– A book review by the WLHG
published in Windlesora 11 (1992)
© 1992 WLHG
I take great pleasure in reviewing Valerie Bonham’s latest book about the Community of St John the Baptist in Hatch Lane, Windsor. The second volume in the trilogy about this remarkable community is based on meticulous research into the archives of the convent where the case histories of fallen women have been collected and have now been made available to the author. Full and informative footnotes have been neatly confined to the end of each chapter so that the text flows with readable enjoyment and the work of the Sisters unfolds before us in the pages of this book.
The social conditions of the second half of the 19th century were such that many otherwise respectable women had fallen out of respectable society and stood in need of help. It was the work of the Sisters to rescue such women and within the compassionate and safe walls of the convent, help them to regain their self-respect after retraining them for domestic work in the world outside.
The difficulties of such a mission could only be undertaken by those Sisters (often from privileged and titled families) who had tremendous strength of character and an unshakable vocation. Such a woman was Harriet Monsell. the Mother Foundress of the Community. As the author points out, it is a great pity that the correspondence of Mother Harriet has perished. She was an outstanding figure, who moved easily in the highest circles and counted amongst her friends William and Catherine Gladstone and Archbishop Tait. Such were her achievements that she should have been as famous as Florence Nightingale and to have been included with the eminent Victorians.
Valerie Bonham has also tackled with great skill, that period in church history known as the Oxford Movement, when controversy raged in the Church of England but also led to the flowering of such missions as that of the Community of St. John the Baptist.

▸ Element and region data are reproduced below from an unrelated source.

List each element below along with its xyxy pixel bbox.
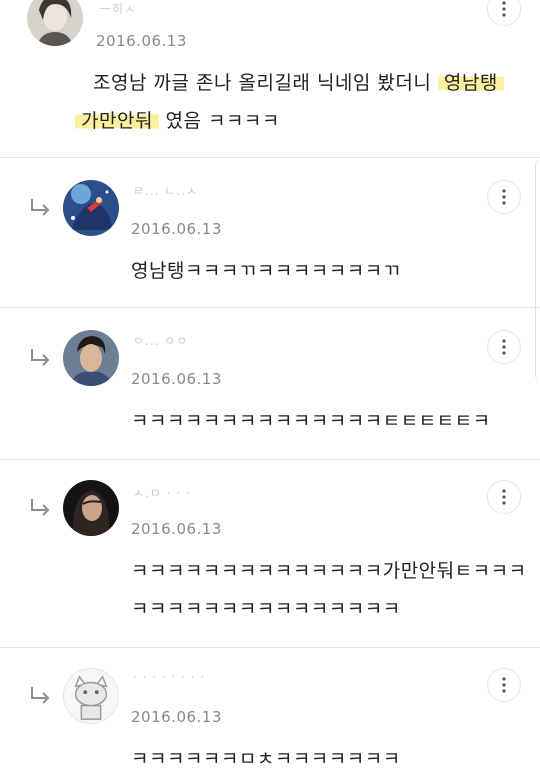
comment-date: 2016.06.13 [131, 708, 222, 726]
comment-thread: ㅡ히ㅅ 2016.06.13 조영남 까글 존나 올리길래 닉네임 봤더니 영남… [0, 0, 540, 776]
more-options-button[interactable] [487, 0, 521, 26]
reply-arrow-icon [31, 199, 50, 216]
more-options-button[interactable] [487, 668, 521, 702]
comment-username: ㄹ... ㄴ..ㅅ [133, 184, 199, 198]
comment-username: · · · · · · · · [133, 670, 206, 684]
highlighted-text: 영남탱 [437, 72, 504, 94]
comment-item: ㅡ히ㅅ 2016.06.13 조영남 까글 존나 올리길래 닉네임 봤더니 영남… [0, 0, 540, 158]
comment-username: ㅅ.ㅁ · · · [133, 486, 191, 500]
user-avatar-woman-dark-icon [63, 480, 119, 536]
user-avatar-man-icon [63, 330, 119, 386]
comment-date: 2016.06.13 [96, 32, 187, 50]
comment-text: ㅋㅋㅋㅋㅋㅋㅋㅋㅋㅋㅋㅋㅋㅋㅌㅌㅌㅌㅌㅋ [131, 410, 491, 432]
comment-text: 조영남 까글 존나 올리길래 닉네임 봤더니 [93, 72, 438, 94]
more-vertical-icon [502, 339, 506, 355]
reply-item: · · · · · · · · 2016.06.13 ㅋㅋㅋㅋㅋㅋㅁㅊㅋㅋㅋㅋㅋ… [0, 648, 540, 776]
comment-date: 2016.06.13 [131, 370, 222, 388]
avatar[interactable] [63, 330, 119, 386]
avatar[interactable] [63, 180, 119, 236]
more-options-button[interactable] [487, 480, 521, 514]
comment-username: ㅡ히ㅅ [100, 2, 137, 16]
user-avatar-woman-icon [27, 0, 83, 46]
comment-date: 2016.06.13 [131, 520, 222, 538]
reply-item: ㄹ... ㄴ..ㅅ 2016.06.13 영남탱ㅋㅋㅋㄲㅋㅋㅋㅋㅋㅋㅋㄲ [0, 158, 540, 308]
more-vertical-icon [502, 489, 506, 505]
comment-body-line2: 가만안둬 였음 ㅋㅋㅋㅋ [75, 98, 515, 144]
comment-text-line2: ㅋㅋㅋㅋㅋㅋㅋㅋㅋㅋㅋㅋㅋㅋㅋ [131, 598, 401, 620]
comment-text: 였음 ㅋㅋㅋㅋ [158, 110, 280, 132]
comment-username: ㅇ... ㅇㅇ [133, 334, 189, 348]
comment-text: 영남탱ㅋㅋㅋㄲㅋㅋㅋㅋㅋㅋㅋㄲ [131, 260, 401, 282]
comment-date: 2016.06.13 [131, 220, 222, 238]
avatar[interactable] [27, 0, 83, 46]
highlighted-text: 가만안둬 [75, 110, 159, 132]
scrollbar[interactable] [535, 160, 540, 380]
reply-arrow-icon [31, 499, 50, 516]
avatar[interactable] [63, 480, 119, 536]
reply-arrow-icon [31, 349, 50, 366]
reply-item: ㅅ.ㅁ · · · 2016.06.13 ㅋㅋㅋㅋㅋㅋㅋㅋㅋㅋㅋㅋㅋㅋ가만안둬ㅌ… [0, 460, 540, 648]
comment-text: ㅋㅋㅋㅋㅋㅋㅁㅊㅋㅋㅋㅋㅋㅋㅋ [131, 748, 401, 770]
avatar[interactable] [63, 668, 119, 724]
user-avatar-illustration-icon [63, 180, 119, 236]
user-avatar-cartoon-icon [64, 669, 118, 723]
more-vertical-icon [502, 1, 506, 17]
more-options-button[interactable] [487, 330, 521, 364]
more-options-button[interactable] [487, 180, 521, 214]
reply-arrow-icon [31, 687, 50, 704]
more-vertical-icon [502, 189, 506, 205]
more-vertical-icon [502, 677, 506, 693]
reply-item: ㅇ... ㅇㅇ 2016.06.13 ㅋㅋㅋㅋㅋㅋㅋㅋㅋㅋㅋㅋㅋㅋㅌㅌㅌㅌㅌㅋ [0, 308, 540, 460]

The book is a substantial and richly detailed work which the local and religious historian might dip into and come away rewarded with information from an impeccable source. A researcher in Women’s Studies would find a collection of case histories which catalogue not only instances of oppression but also, in the character of Harriet Monsell, the first glimmerings of female emancipation.
Sheila Rooney
BONHAM, Valerie A Place in Life: The Clewer House of Mercy, 1849-83
Valerie Bonham and CSJB 1992 ISBN 0 9508710 2 8 Paperback £10.95 304pp.